Emory University Humanitarian Award, 2005

Southeastern Psychological Association (SEPA), Special Topics Graduate Student Research Award: Cross-Cultural, 2006

MARK WILSON (PROFESSOR OF GEOLOGY)

PUBLICATIONS:

Geological paper published in the Israel Journal of Earth Sciences, co-authored with Kevin Wolfe '05 and Yoav Avni (Geological Survey of Israel). It is an analysis of a Jurassic shoreline complex they discovered in the Negev Desert of southern Israel.

Paper, co-authored with Paul Taylor (Natural History Museum, London) and published in Geology. It is a description of unusual predatory drillholes found in Devonian fossils from Canada and the U.S.A.

Authored a chapter on dinosaurs as social icons in a recent book on American iconography.

Authored a chapter on the evolution of bioerosion in a recent book on trace fossils.

PRESENTATIONS:

Was an invited speaker last summer at the Fourth Annual Bioerosion Workshop held in Prague. He and his colleague Tim Palmer (University of Wales, Aberystwyth) presented their work on an evolutionary event they've called the "Ordovician Bioerosion Revolution". Mark and his students Allison Mione ('05) and Kevin Wolfe ('05) will be giving a paper this November at the 2004 Annual Meeting of the Geological Society of America on their recent work in the Jurassic of the Negev Desert of southern Israel. Another co-author on this paper is their new colleague Yoav Avni of the Israeli Geological Survey.

Gave several professional talks during the 2005-6 academic year in Jerusalem, London and Salt Lake City.

JOSEPHINE WRIGHT (THE JOSEPHINE LINCOLN MORRIS PROFESSOR OF BLACK STUDIES AND PROFESSOR OF MUSIC)

PUBLICATIONS:

"Songs of Remembrance," Journal for the Study of African-American Life and History (Fall 2006 issue), ed. Robert Hill, honoring historian P. Sterling, Presidential Chair and Distinguished Professor emeritus of History, University of California-Riverside.

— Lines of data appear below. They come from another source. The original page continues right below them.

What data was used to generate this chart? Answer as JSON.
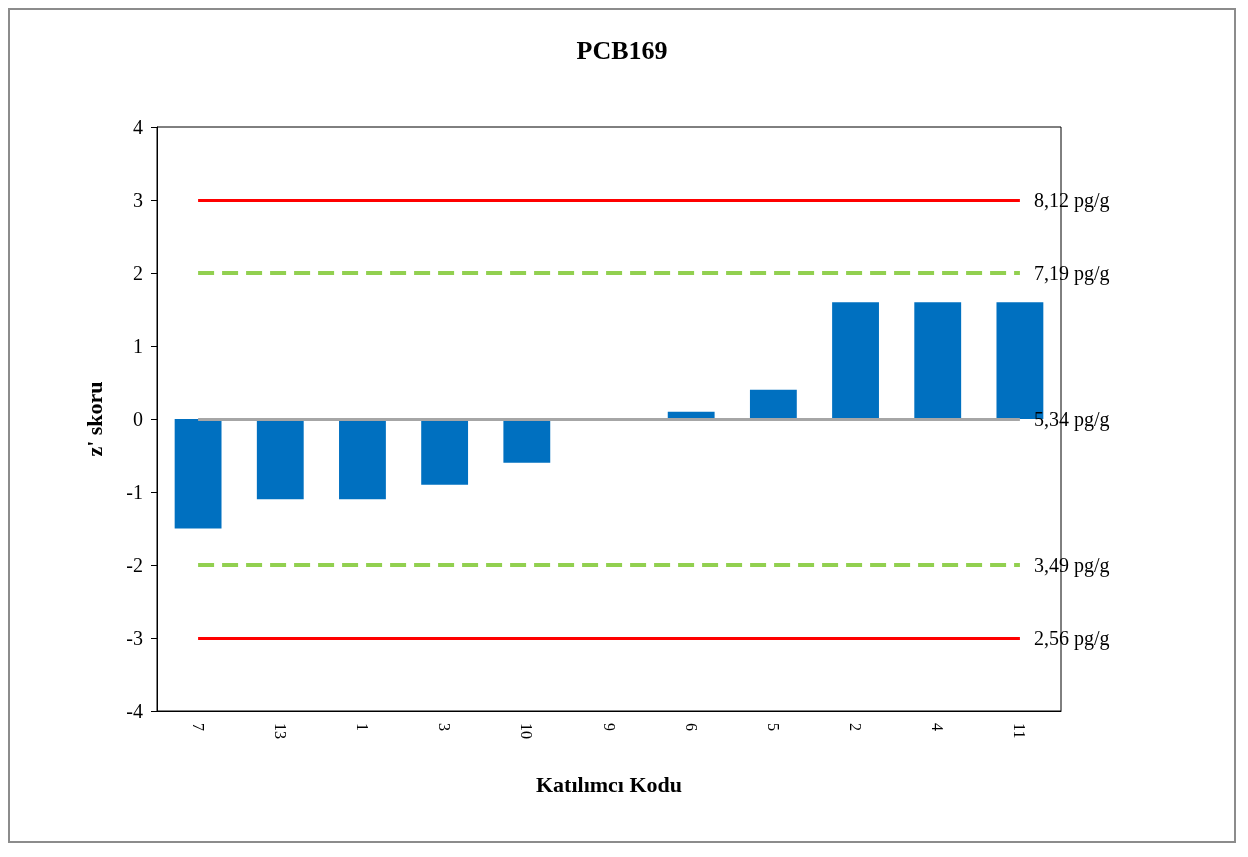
{
  "chart_data": {
    "type": "bar",
    "title": "PCB169",
    "xlabel": "Katılımcı Kodu",
    "ylabel": "z' skoru",
    "categories": [
      "7",
      "13",
      "1",
      "3",
      "10",
      "9",
      "6",
      "5",
      "2",
      "4",
      "11"
    ],
    "values": [
      -1.5,
      -1.1,
      -1.1,
      -0.9,
      -0.6,
      0,
      0.1,
      0.4,
      1.6,
      1.6,
      1.6
    ],
    "color": "#0070c0",
    "ylim": [
      -4,
      4
    ],
    "yticks": [
      -4,
      -3,
      -2,
      -1,
      0,
      1,
      2,
      3,
      4
    ],
    "grid": false,
    "ref_lines": [
      {
        "axis": "y",
        "value": 3,
        "label": "8,12 pg/g",
        "color": "#ff0000",
        "line_style": "solid"
      },
      {
        "axis": "y",
        "value": 2,
        "label": "7,19 pg/g",
        "color": "#92d050",
        "line_style": "dashed"
      },
      {
        "axis": "y",
        "value": 0,
        "label": "5,34 pg/g",
        "color": "#a6a6a6",
        "line_style": "solid"
      },
      {
        "axis": "y",
        "value": -2,
        "label": "3,49 pg/g",
        "color": "#92d050",
        "line_style": "dashed"
      },
      {
        "axis": "y",
        "value": -3,
        "label": "2,56 pg/g",
        "color": "#ff0000",
        "line_style": "solid"
      }
    ]
  }
}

"The Third Culture, a Conversation about Truth and Reconciliation: an African Americanist's Reflection on the 'Two Cultures' Debate in Post-Modern Society," accepted for publication in peer-reviewed Forum on Public Policy Online: A Journal of the Oxford Round Table, Oxford, England.

PRESENTATION:
Gave an invited paper entitled "The Third Culture, a Conversation About Truth and Reconciliation: An African Americanist's Reflection on the 'Two Cultures' Debate in Post-Modern Society" at Harris Manchester College (Oxford University) on July 14, 2006.